Though Shanas believes it may have dipped for a moment overnight from Nov. 14 to Nov. 15, it didn’t stop him and 20 other students from braving the cold and raising awareness and thousands of dollars for Joseph’s House of Camden, one of the city’s largest overnight homeless shelters.
Shanas, who is part of a program known as Civic Scholars, was born in Jerusalem, and spent his first few years in Gan Yavne, just east of Ashdod. In 2009, his family moved to Cherry Hill, New Jersey, when he was 10. He was an Eagle Scout growing up, and his time in the scouts gave him his first exposure to homelessness and food insecurity.

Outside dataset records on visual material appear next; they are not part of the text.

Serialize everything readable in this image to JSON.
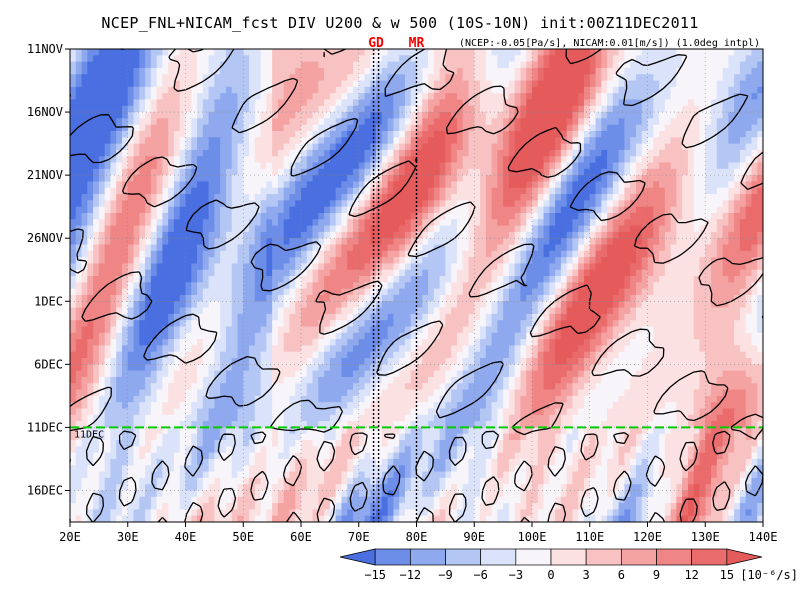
{
  "chart_data": {
    "type": "heatmap",
    "title": "NCEP_FNL+NICAM_fcst DIV U200 & w 500 (10S-10N) init:00Z11DEC2011",
    "subtitle": "(NCEP:-0.05[Pa/s], NICAM:0.01[m/s]) (1.0deg intpl)",
    "x_ticks": [
      "20E",
      "30E",
      "40E",
      "50E",
      "60E",
      "70E",
      "80E",
      "90E",
      "100E",
      "110E",
      "120E",
      "130E",
      "140E"
    ],
    "xlim": [
      20,
      140
    ],
    "y_ticks": [
      "11NOV",
      "16NOV",
      "21NOV",
      "26NOV",
      "1DEC",
      "6DEC",
      "11DEC",
      "16DEC"
    ],
    "ylim_days": [
      0,
      37.5
    ],
    "init_line": {
      "label": "11DEC",
      "color": "#00cc00"
    },
    "markers": [
      {
        "label": "GD",
        "lon": 73
      },
      {
        "label": "MR",
        "lon": 80
      }
    ],
    "colorbar": {
      "levels": [
        -15,
        -12,
        -9,
        -6,
        -3,
        0,
        3,
        6,
        9,
        12,
        15
      ],
      "labels": [
        "-15",
        "-12",
        "-9",
        "-6",
        "-3",
        "0",
        "3",
        "6",
        "9",
        "12",
        "15"
      ],
      "colors": [
        "#4a6fe0",
        "#6d8ee8",
        "#8fa9ef",
        "#b4c6f4",
        "#dbe3fa",
        "#f7f4fa",
        "#fbe1e2",
        "#f8c2c3",
        "#f4a2a2",
        "#ef8585",
        "#ea6b6b",
        "#e55a5a"
      ],
      "unit": "[10⁻⁶/s]"
    },
    "contour_color": "#000000"
  }
}
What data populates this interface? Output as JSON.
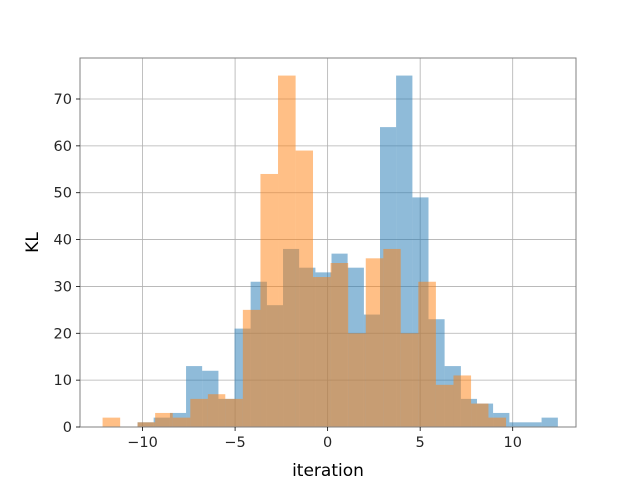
{
  "chart_data": {
    "type": "bar",
    "xlabel": "iteration",
    "ylabel": "KL",
    "xlim": [
      -13.38,
      13.42
    ],
    "ylim": [
      0,
      78.75
    ],
    "grid": true,
    "colors": {
      "series_0": "#1f77b4",
      "series_1": "#ff7f0e"
    },
    "alpha": 0.5,
    "x_ticks": [
      {
        "value": -10,
        "label": "−10"
      },
      {
        "value": -5,
        "label": "−5"
      },
      {
        "value": 0,
        "label": "0"
      },
      {
        "value": 5,
        "label": "5"
      },
      {
        "value": 10,
        "label": "10"
      }
    ],
    "y_ticks": [
      {
        "value": 0,
        "label": "0"
      },
      {
        "value": 10,
        "label": "10"
      },
      {
        "value": 20,
        "label": "20"
      },
      {
        "value": 30,
        "label": "30"
      },
      {
        "value": 40,
        "label": "40"
      },
      {
        "value": 50,
        "label": "50"
      },
      {
        "value": 60,
        "label": "60"
      },
      {
        "value": 70,
        "label": "70"
      }
    ],
    "series": [
      {
        "bin_edges": [
          -10.27,
          -9.4,
          -8.52,
          -7.65,
          -6.78,
          -5.9,
          -5.03,
          -4.16,
          -3.28,
          -2.41,
          -1.54,
          -0.66,
          0.21,
          1.08,
          1.96,
          2.83,
          3.7,
          4.58,
          5.45,
          6.32,
          7.2,
          8.07,
          8.94,
          9.82,
          10.69,
          11.56,
          12.44
        ],
        "counts": [
          1,
          2,
          3,
          13,
          12,
          6,
          21,
          31,
          26,
          38,
          34,
          33,
          37,
          34,
          24,
          64,
          75,
          49,
          23,
          13,
          6,
          5,
          3,
          1,
          1,
          2
        ]
      },
      {
        "bin_edges": [
          -12.16,
          -11.21,
          -10.27,
          -9.32,
          -8.37,
          -7.42,
          -6.47,
          -5.53,
          -4.58,
          -3.63,
          -2.68,
          -1.73,
          -0.79,
          0.16,
          1.11,
          2.06,
          3.01,
          3.95,
          4.9,
          5.85,
          6.8,
          7.75,
          8.69,
          9.64
        ],
        "counts": [
          2,
          0,
          1,
          3,
          2,
          6,
          7,
          6,
          25,
          54,
          75,
          59,
          32,
          35,
          20,
          36,
          38,
          20,
          31,
          9,
          11,
          5,
          2
        ]
      }
    ]
  }
}
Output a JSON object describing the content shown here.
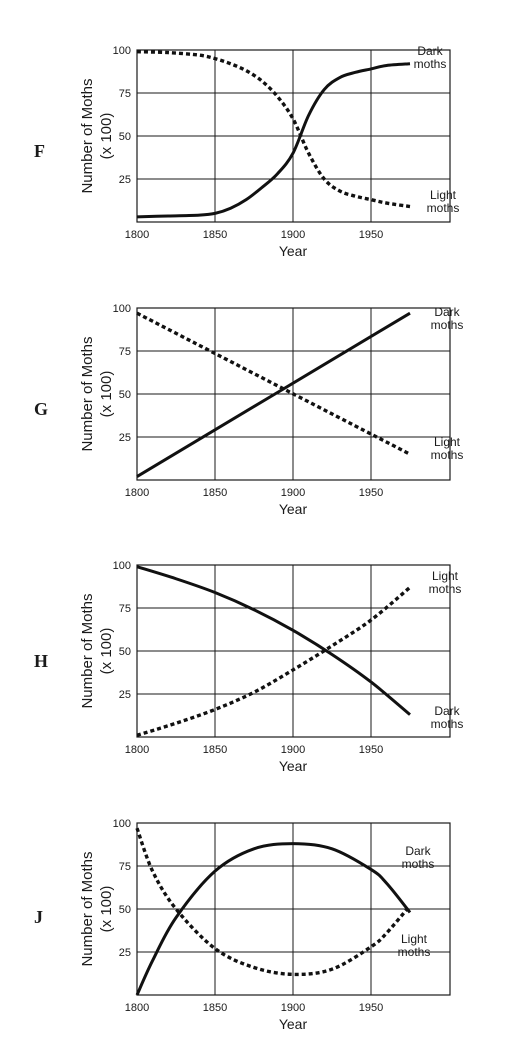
{
  "chart_data": [
    {
      "type": "line",
      "option": "F",
      "xlabel": "Year",
      "ylabel": [
        "Number of Moths",
        "(x 100)"
      ],
      "xlim": [
        1800,
        1975
      ],
      "ylim": [
        0,
        100
      ],
      "xticks": [
        1800,
        1850,
        1900,
        1950
      ],
      "yticks": [
        25,
        50,
        75,
        100
      ],
      "grid": true,
      "series": [
        {
          "name": "Dark moths",
          "label": [
            "Dark",
            "moths"
          ],
          "style": "solid",
          "x": [
            1800,
            1820,
            1840,
            1850,
            1860,
            1870,
            1880,
            1890,
            1900,
            1910,
            1920,
            1930,
            1940,
            1950,
            1960,
            1975
          ],
          "y": [
            3,
            3.5,
            4,
            5,
            8,
            13,
            20,
            28,
            40,
            62,
            77,
            84,
            87,
            89,
            91,
            92
          ]
        },
        {
          "name": "Light moths",
          "label": [
            "Light",
            "moths"
          ],
          "style": "dashed",
          "x": [
            1800,
            1820,
            1840,
            1850,
            1860,
            1870,
            1880,
            1890,
            1900,
            1910,
            1920,
            1930,
            1940,
            1950,
            1960,
            1975
          ],
          "y": [
            99,
            98.5,
            97,
            95,
            92,
            88,
            82,
            73,
            60,
            40,
            25,
            18,
            15,
            13,
            11,
            9
          ]
        }
      ]
    },
    {
      "type": "line",
      "option": "G",
      "xlabel": "Year",
      "ylabel": [
        "Number of Moths",
        "(x 100)"
      ],
      "xlim": [
        1800,
        1975
      ],
      "ylim": [
        0,
        100
      ],
      "xticks": [
        1800,
        1850,
        1900,
        1950
      ],
      "yticks": [
        25,
        50,
        75,
        100
      ],
      "grid": true,
      "series": [
        {
          "name": "Dark moths",
          "label": [
            "Dark",
            "moths"
          ],
          "style": "solid",
          "x": [
            1800,
            1975
          ],
          "y": [
            2,
            97
          ]
        },
        {
          "name": "Light moths",
          "label": [
            "Light",
            "moths"
          ],
          "style": "dashed",
          "x": [
            1800,
            1975
          ],
          "y": [
            97,
            15
          ]
        }
      ]
    },
    {
      "type": "line",
      "option": "H",
      "xlabel": "Year",
      "ylabel": [
        "Number of Moths",
        "(x 100)"
      ],
      "xlim": [
        1800,
        1975
      ],
      "ylim": [
        0,
        100
      ],
      "xticks": [
        1800,
        1850,
        1900,
        1950
      ],
      "yticks": [
        25,
        50,
        75,
        100
      ],
      "grid": true,
      "series": [
        {
          "name": "Light moths",
          "label": [
            "Light",
            "moths"
          ],
          "style": "dashed",
          "x": [
            1800,
            1825,
            1850,
            1875,
            1900,
            1925,
            1950,
            1975
          ],
          "y": [
            1,
            8,
            16,
            26,
            39,
            53,
            68,
            87
          ]
        },
        {
          "name": "Dark moths",
          "label": [
            "Dark",
            "moths"
          ],
          "style": "solid",
          "x": [
            1800,
            1825,
            1850,
            1875,
            1900,
            1925,
            1950,
            1975
          ],
          "y": [
            99,
            92,
            84,
            74,
            62,
            48,
            32,
            13
          ]
        }
      ]
    },
    {
      "type": "line",
      "option": "J",
      "xlabel": "Year",
      "ylabel": [
        "Number of Moths",
        "(x 100)"
      ],
      "xlim": [
        1800,
        1975
      ],
      "ylim": [
        0,
        100
      ],
      "xticks": [
        1800,
        1850,
        1900,
        1950
      ],
      "yticks": [
        25,
        50,
        75,
        100
      ],
      "grid": true,
      "series": [
        {
          "name": "Dark moths",
          "label": [
            "Dark",
            "moths"
          ],
          "style": "solid",
          "x": [
            1800,
            1810,
            1825,
            1850,
            1875,
            1900,
            1925,
            1950,
            1960,
            1975
          ],
          "y": [
            0,
            20,
            45,
            72,
            85,
            88,
            85,
            73,
            65,
            48
          ]
        },
        {
          "name": "Light moths",
          "label": [
            "Light",
            "moths"
          ],
          "style": "dashed",
          "x": [
            1800,
            1810,
            1825,
            1850,
            1875,
            1900,
            1925,
            1950,
            1960,
            1975
          ],
          "y": [
            97,
            72,
            50,
            27,
            16,
            12,
            15,
            28,
            36,
            52
          ]
        }
      ]
    }
  ]
}
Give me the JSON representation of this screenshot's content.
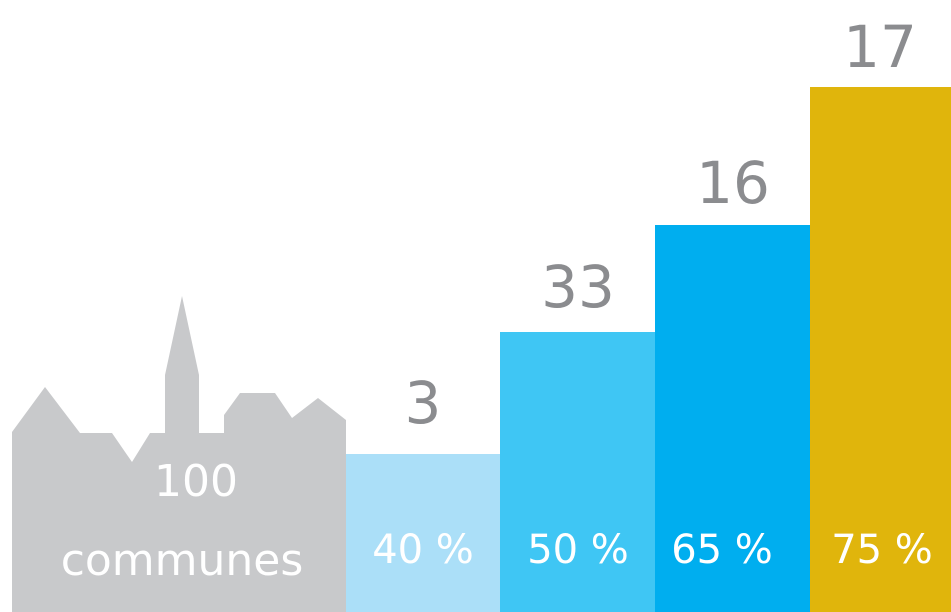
{
  "town": {
    "count": 100,
    "label": "communes"
  },
  "bars": [
    {
      "value": 3,
      "label": "40 %"
    },
    {
      "value": 33,
      "label": "50 %"
    },
    {
      "value": 16,
      "label": "65 %"
    },
    {
      "value": 17,
      "label": "75 %"
    }
  ]
}
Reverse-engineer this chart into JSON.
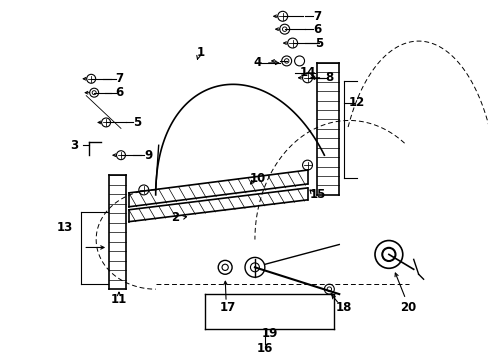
{
  "background_color": "#ffffff",
  "figure_size": [
    4.9,
    3.6
  ],
  "dpi": 100,
  "line_color": "#000000",
  "line_width": 0.8,
  "font_size": 8,
  "font_weight": "bold"
}
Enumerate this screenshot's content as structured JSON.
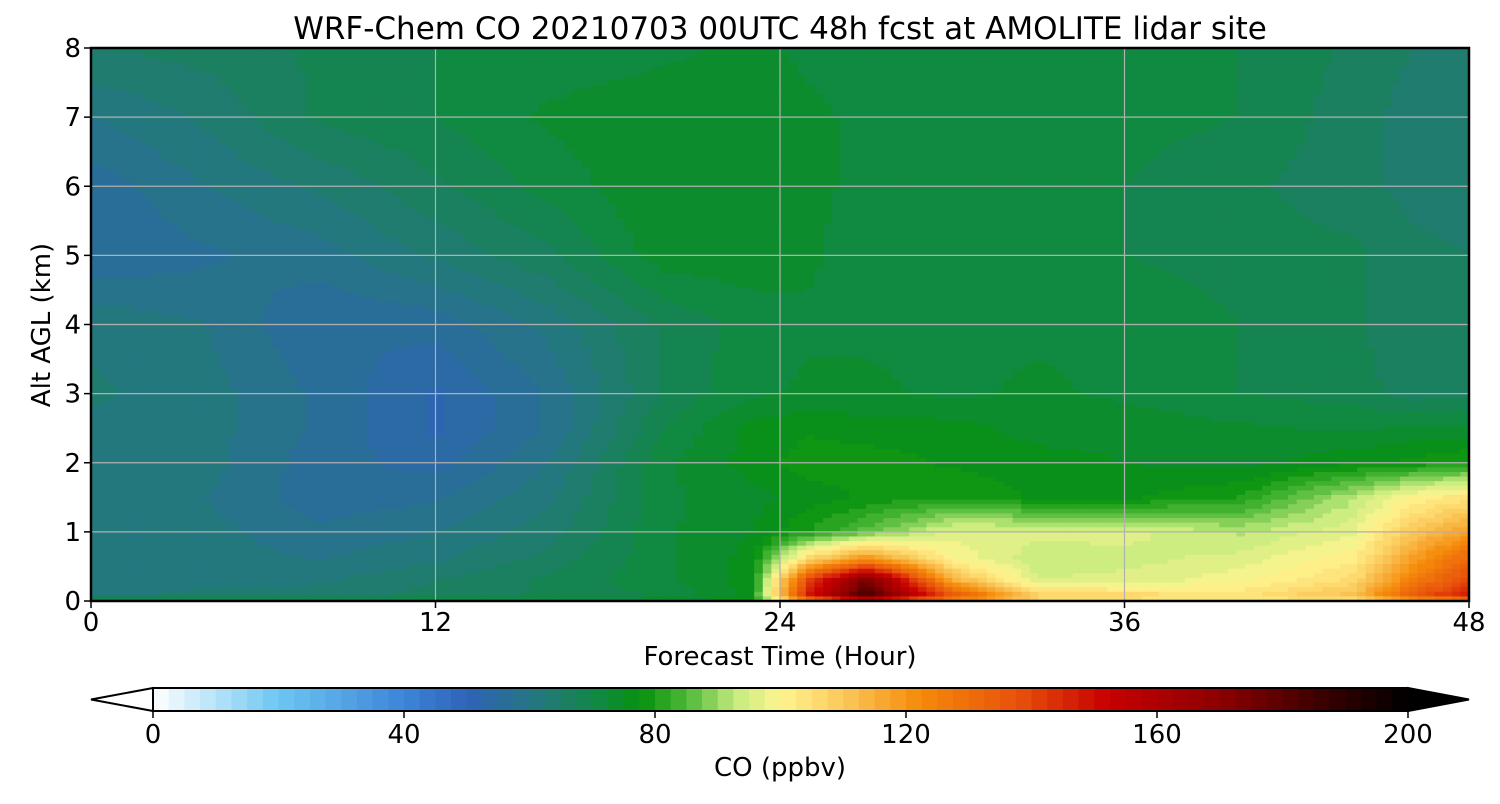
{
  "chart_data": {
    "type": "heatmap",
    "title": "WRF-Chem CO  20210703 00UTC 48h fcst at AMOLITE lidar site",
    "xlabel": "Forecast Time (Hour)",
    "ylabel": "Alt AGL (km)",
    "xlim": [
      0,
      48
    ],
    "ylim": [
      0,
      8
    ],
    "x_ticks": [
      0,
      12,
      24,
      36,
      48
    ],
    "y_ticks": [
      0,
      1,
      2,
      3,
      4,
      5,
      6,
      7,
      8
    ],
    "grid": true,
    "colorbar": {
      "label": "CO  (ppbv)",
      "range": [
        0,
        200
      ],
      "ticks": [
        0,
        40,
        80,
        120,
        160,
        200
      ],
      "extend": "both",
      "stops": [
        {
          "value": 0,
          "color": "#ffffff"
        },
        {
          "value": 20,
          "color": "#6cc6f2"
        },
        {
          "value": 40,
          "color": "#3d85d8"
        },
        {
          "value": 50,
          "color": "#2f63b8"
        },
        {
          "value": 62,
          "color": "#22797a"
        },
        {
          "value": 72,
          "color": "#0f8a3c"
        },
        {
          "value": 78,
          "color": "#07920d"
        },
        {
          "value": 85,
          "color": "#4db838"
        },
        {
          "value": 93,
          "color": "#c7ec7e"
        },
        {
          "value": 100,
          "color": "#fff590"
        },
        {
          "value": 110,
          "color": "#fbc85a"
        },
        {
          "value": 122,
          "color": "#f58b0a"
        },
        {
          "value": 138,
          "color": "#e8500c"
        },
        {
          "value": 152,
          "color": "#c80000"
        },
        {
          "value": 170,
          "color": "#8c0000"
        },
        {
          "value": 185,
          "color": "#400000"
        },
        {
          "value": 200,
          "color": "#000000"
        }
      ]
    },
    "x": [
      0,
      4,
      8,
      12,
      16,
      20,
      23,
      25,
      27,
      30,
      33,
      36,
      40,
      44,
      46,
      48
    ],
    "y": [
      0,
      0.05,
      0.3,
      0.6,
      1.0,
      1.5,
      2.0,
      2.5,
      3.0,
      4.0,
      5.0,
      6.0,
      7.0,
      8.0
    ],
    "z": [
      [
        80,
        78,
        78,
        80,
        79,
        78,
        78,
        102,
        110,
        104,
        102,
        100,
        99,
        98,
        100,
        100
      ],
      [
        62,
        63,
        64,
        66,
        68,
        70,
        76,
        150,
        185,
        140,
        110,
        108,
        105,
        112,
        135,
        150
      ],
      [
        62,
        62,
        62,
        65,
        68,
        72,
        76,
        140,
        175,
        115,
        95,
        96,
        99,
        106,
        125,
        140
      ],
      [
        62,
        61,
        60,
        62,
        66,
        72,
        76,
        108,
        122,
        100,
        93,
        94,
        96,
        102,
        118,
        132
      ],
      [
        62,
        61,
        58,
        60,
        64,
        72,
        75,
        80,
        86,
        96,
        96,
        96,
        92,
        97,
        110,
        118
      ],
      [
        62,
        60,
        56,
        57,
        62,
        72,
        74,
        76,
        78,
        80,
        77,
        77,
        80,
        92,
        100,
        104
      ],
      [
        62,
        61,
        56,
        54,
        60,
        72,
        76,
        79,
        79,
        77,
        76,
        75,
        74,
        77,
        78,
        80
      ],
      [
        62,
        61,
        57,
        52,
        58,
        70,
        76,
        77,
        76,
        76,
        74,
        74,
        73,
        72,
        73,
        73
      ],
      [
        63,
        61,
        57,
        52,
        58,
        68,
        72,
        73,
        73,
        72,
        73,
        72,
        70,
        69,
        66,
        67
      ],
      [
        62,
        60,
        55,
        56,
        61,
        68,
        71,
        72,
        72,
        72,
        72,
        72,
        70,
        68,
        65,
        66
      ],
      [
        55,
        57,
        59,
        63,
        67,
        74,
        74,
        73,
        71,
        71,
        71,
        70,
        69,
        68,
        66,
        65
      ],
      [
        56,
        60,
        63,
        67,
        71,
        75,
        75,
        73,
        72,
        70,
        71,
        70,
        68,
        66,
        64,
        63
      ],
      [
        60,
        63,
        68,
        70,
        73,
        74,
        74,
        73,
        72,
        70,
        71,
        71,
        70,
        66,
        64,
        63
      ],
      [
        65,
        66,
        68,
        70,
        71,
        72,
        73,
        72,
        71,
        70,
        70,
        71,
        70,
        67,
        65,
        64
      ]
    ]
  }
}
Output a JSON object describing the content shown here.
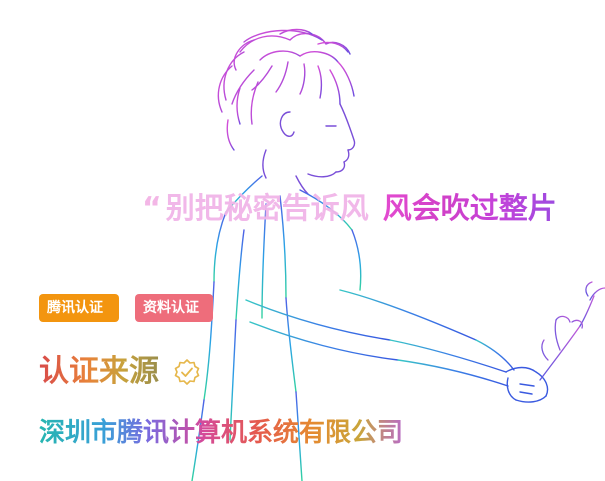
{
  "quote": {
    "open_mark": "“",
    "part1": "别把秘密告诉风",
    "part2": "风会吹过整片"
  },
  "badges": {
    "tencent": "腾讯认证",
    "profile": "资料认证"
  },
  "source": {
    "title": "认证来源",
    "icon": "verified-check-icon"
  },
  "company": "深圳市腾讯计算机系统有限公司",
  "colors": {
    "badge_tencent": "#f3950f",
    "badge_profile": "#ee6d7b",
    "accent_pink": "#e34ad0",
    "quote_light": "#f1b5e8"
  }
}
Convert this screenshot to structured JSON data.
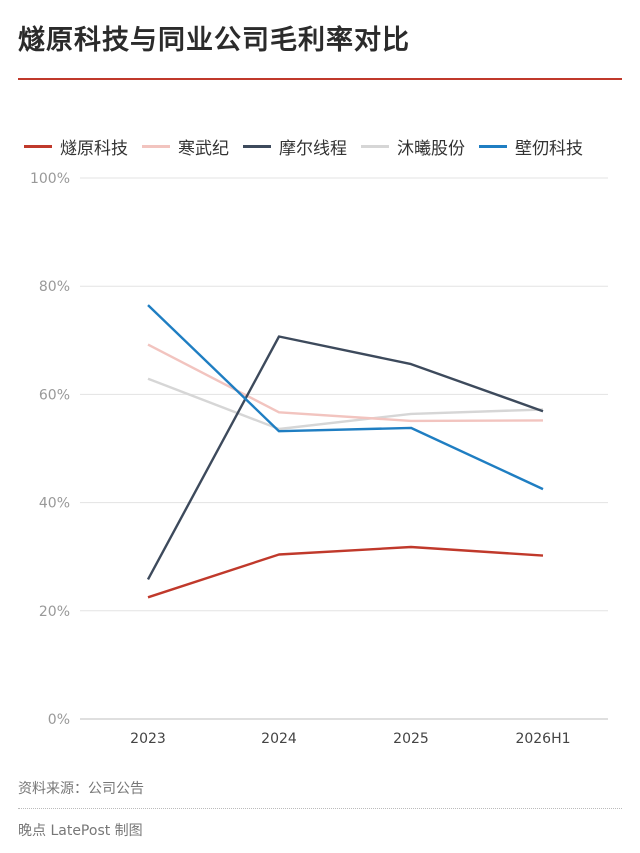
{
  "title": "燧原科技与同业公司毛利率对比",
  "source": "资料来源：公司公告",
  "credit": "晚点 LatePost 制图",
  "chart_data": {
    "type": "line",
    "categories": [
      "2023",
      "2024",
      "2025",
      "2026H1"
    ],
    "y_ticks": [
      "0%",
      "20%",
      "40%",
      "60%",
      "80%",
      "100%"
    ],
    "ylim": [
      0,
      100
    ],
    "grid": true,
    "legend_position": "top",
    "series": [
      {
        "name": "燧原科技",
        "color": "#c0392b",
        "values": [
          22.5,
          30.4,
          31.8,
          30.2
        ]
      },
      {
        "name": "寒武纪",
        "color": "#f2c4bf",
        "values": [
          69.2,
          56.7,
          55.1,
          55.2
        ]
      },
      {
        "name": "摩尔线程",
        "color": "#3d4a5c",
        "values": [
          25.8,
          70.7,
          65.6,
          56.9
        ]
      },
      {
        "name": "沐曦股份",
        "color": "#d6d6d6",
        "values": [
          62.9,
          53.6,
          56.4,
          57.2
        ]
      },
      {
        "name": "壁仞科技",
        "color": "#1f7ec2",
        "values": [
          76.5,
          53.2,
          53.8,
          42.5
        ]
      }
    ]
  }
}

“What I really loved about Boy Scouts, specifically volunteering-wise, was that every year, we’d put bags on people’s doors to collect food for the local food pantry, and then, we’d collect that next week,” he said. “It made me realize how much I loved volunteering.”
He also recalls trips to New York with his mother and an evening in Baltimore with friends, each of which ended with Shanas giving his leftover meals to homeless people. These early experiences awoke him to the realities of homelessness, and set him on his path.
Shanas followed his older brother to Rutgers-Camden. He applied to the Rutgers-Camden Civic Scholars program, a branch of a national program based at Princeton University. Applicants submit an idea for a long-term service project in and around Camden, explaining how it dovetails with their studies. Successful applicants typically have some experience in their chosen area, which Shanas did. Those who are accepted commit to 300 service hours per school year, and receive a $2,000 scholarship.
Though many have been accepted to the program over the years, said Watson, who oversees the program, Shanas’ participation has been a little different, as best highlighted by the sleepout program.
“This is probably the most expansive project I’ve ever seen a student a part of the Civic Scholars program do, or even just a student here generally at Rutgers-Camden,” she said.
During his freshman year, Shanas read “Evicted” by Matthew Desmond, which follows eight Milwaukee families as they struggle to keep their homes during the 2007-2008 financial crisis. As he learned more about the economic, social and emotional toll of eviction, he stepped up his involvement with Camden’s homeless shelters, where he routinely volunteers his time.
Volunteering at the since-closed New Visions Homeless Day Shelter and Joseph’s House of Camden, Shanas began to think about what an awareness and fundraising event could do for the people he served. So, he began researching how like-minded groups conducted sleepouts before.
With guidance from Watson, the plan came together over many months. On Nov. 14, 80 college students came and listened to hours of lectures and testimony from formerly homeless people and employees from Joseph’s House. The students took part in workshops designed to help them think more consciously about the way the homeless are treated in their city. Finally, it was time to head outside.
For one cold night, with Rutgers University Police looking on, Shanas and 20 students bundled up on cardboard and slept outside. It was illuminating, Shanas believes, but not for the reason you might expect; harshness of the situation aside, each of the students knew that a quick warm-up or a bathroom in a campus building was steps away. What would it be like not to have those options? In the morning, students reconvened for reflection.
Shanas was happy with the event, though he continues on his fundraising campaign with a goal of $10,000. For Watson, the event was another example of Shanas’ commitment to service.
“This event was better than some of what I’ve seen our own faculty or staff put together,” she said.